The table shows the probability distribution of a random variable X, which can only take the values $1,2,3,4$ and 5.

\begin{center}
\begin{tabular}{ c | c | c | c | c | c }
k & 1 & 2 & 3 & 4 & 5 \\
\hline
$\mathrm { P } ( \mathrm { X } = \mathrm { k } )$ & $\mathrm { p } _ { 1 }$ & $\mathrm { p } _ { 2 }$ & $\mathrm { p } _ { 3 }$ & 0,2 & 0,15 \\
\hline
\end{tabular}
\end{center}

The probabilities $P ( X = 4 )$ and $P ( X = 5 )$ as well as the expected value and the variance of X are known.
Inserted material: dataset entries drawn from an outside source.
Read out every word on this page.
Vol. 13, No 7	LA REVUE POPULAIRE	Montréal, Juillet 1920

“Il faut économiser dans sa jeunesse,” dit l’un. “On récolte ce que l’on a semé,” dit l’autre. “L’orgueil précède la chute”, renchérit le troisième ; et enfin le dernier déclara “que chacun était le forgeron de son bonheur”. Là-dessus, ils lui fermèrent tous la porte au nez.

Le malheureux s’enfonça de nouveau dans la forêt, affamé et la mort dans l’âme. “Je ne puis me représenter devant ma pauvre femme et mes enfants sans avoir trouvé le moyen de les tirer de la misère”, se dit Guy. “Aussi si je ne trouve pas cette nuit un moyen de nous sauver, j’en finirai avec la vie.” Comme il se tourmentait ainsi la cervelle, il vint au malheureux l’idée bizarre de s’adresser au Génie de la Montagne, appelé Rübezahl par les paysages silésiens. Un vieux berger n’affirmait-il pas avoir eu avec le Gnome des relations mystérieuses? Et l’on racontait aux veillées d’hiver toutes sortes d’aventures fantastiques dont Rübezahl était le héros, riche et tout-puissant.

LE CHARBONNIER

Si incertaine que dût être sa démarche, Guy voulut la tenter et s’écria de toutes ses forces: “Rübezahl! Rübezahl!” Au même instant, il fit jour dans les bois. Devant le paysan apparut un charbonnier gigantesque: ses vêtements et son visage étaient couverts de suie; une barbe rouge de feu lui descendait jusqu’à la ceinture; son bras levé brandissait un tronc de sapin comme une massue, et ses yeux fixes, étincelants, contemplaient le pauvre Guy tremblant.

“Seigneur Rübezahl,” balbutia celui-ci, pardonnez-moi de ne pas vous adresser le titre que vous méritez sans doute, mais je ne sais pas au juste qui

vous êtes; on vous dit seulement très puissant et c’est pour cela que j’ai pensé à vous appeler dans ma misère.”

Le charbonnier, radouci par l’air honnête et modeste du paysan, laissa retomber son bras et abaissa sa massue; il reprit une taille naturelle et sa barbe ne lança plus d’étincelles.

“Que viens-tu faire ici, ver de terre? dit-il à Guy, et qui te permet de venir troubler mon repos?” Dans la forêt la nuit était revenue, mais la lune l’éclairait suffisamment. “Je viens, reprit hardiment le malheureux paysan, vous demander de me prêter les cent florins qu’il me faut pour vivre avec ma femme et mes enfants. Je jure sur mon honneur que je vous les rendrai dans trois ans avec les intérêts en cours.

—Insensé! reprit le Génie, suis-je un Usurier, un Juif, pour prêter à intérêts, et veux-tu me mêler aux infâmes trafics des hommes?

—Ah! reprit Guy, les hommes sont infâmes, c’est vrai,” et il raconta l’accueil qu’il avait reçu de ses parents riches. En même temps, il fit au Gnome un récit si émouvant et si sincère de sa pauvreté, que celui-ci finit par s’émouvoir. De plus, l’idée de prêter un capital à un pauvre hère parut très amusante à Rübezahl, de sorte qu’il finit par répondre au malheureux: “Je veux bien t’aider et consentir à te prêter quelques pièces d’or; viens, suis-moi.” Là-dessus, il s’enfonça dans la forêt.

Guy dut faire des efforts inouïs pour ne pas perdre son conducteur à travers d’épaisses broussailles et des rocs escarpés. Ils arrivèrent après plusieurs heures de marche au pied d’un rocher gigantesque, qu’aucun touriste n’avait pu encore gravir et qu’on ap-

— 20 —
From this information, the following system of equations results, with which the missing probabilities $p _ { 1 } , p _ { 2 }$ and $p _ { 3 }$ can be calculated.

I $p _ { 1 } + p _ { 2 } + p _ { 3 } = 0,65$\\
II $p _ { 1 } + 2 p _ { 2 } + 3 p _ { 3 } = 1,45$\\
III $\quad 4 p _ { 1 } + p _ { 2 } = 0,6$\\
Determine, without solving the system of equations, which values for the expected value and the variance of X were used when setting up the system of equations.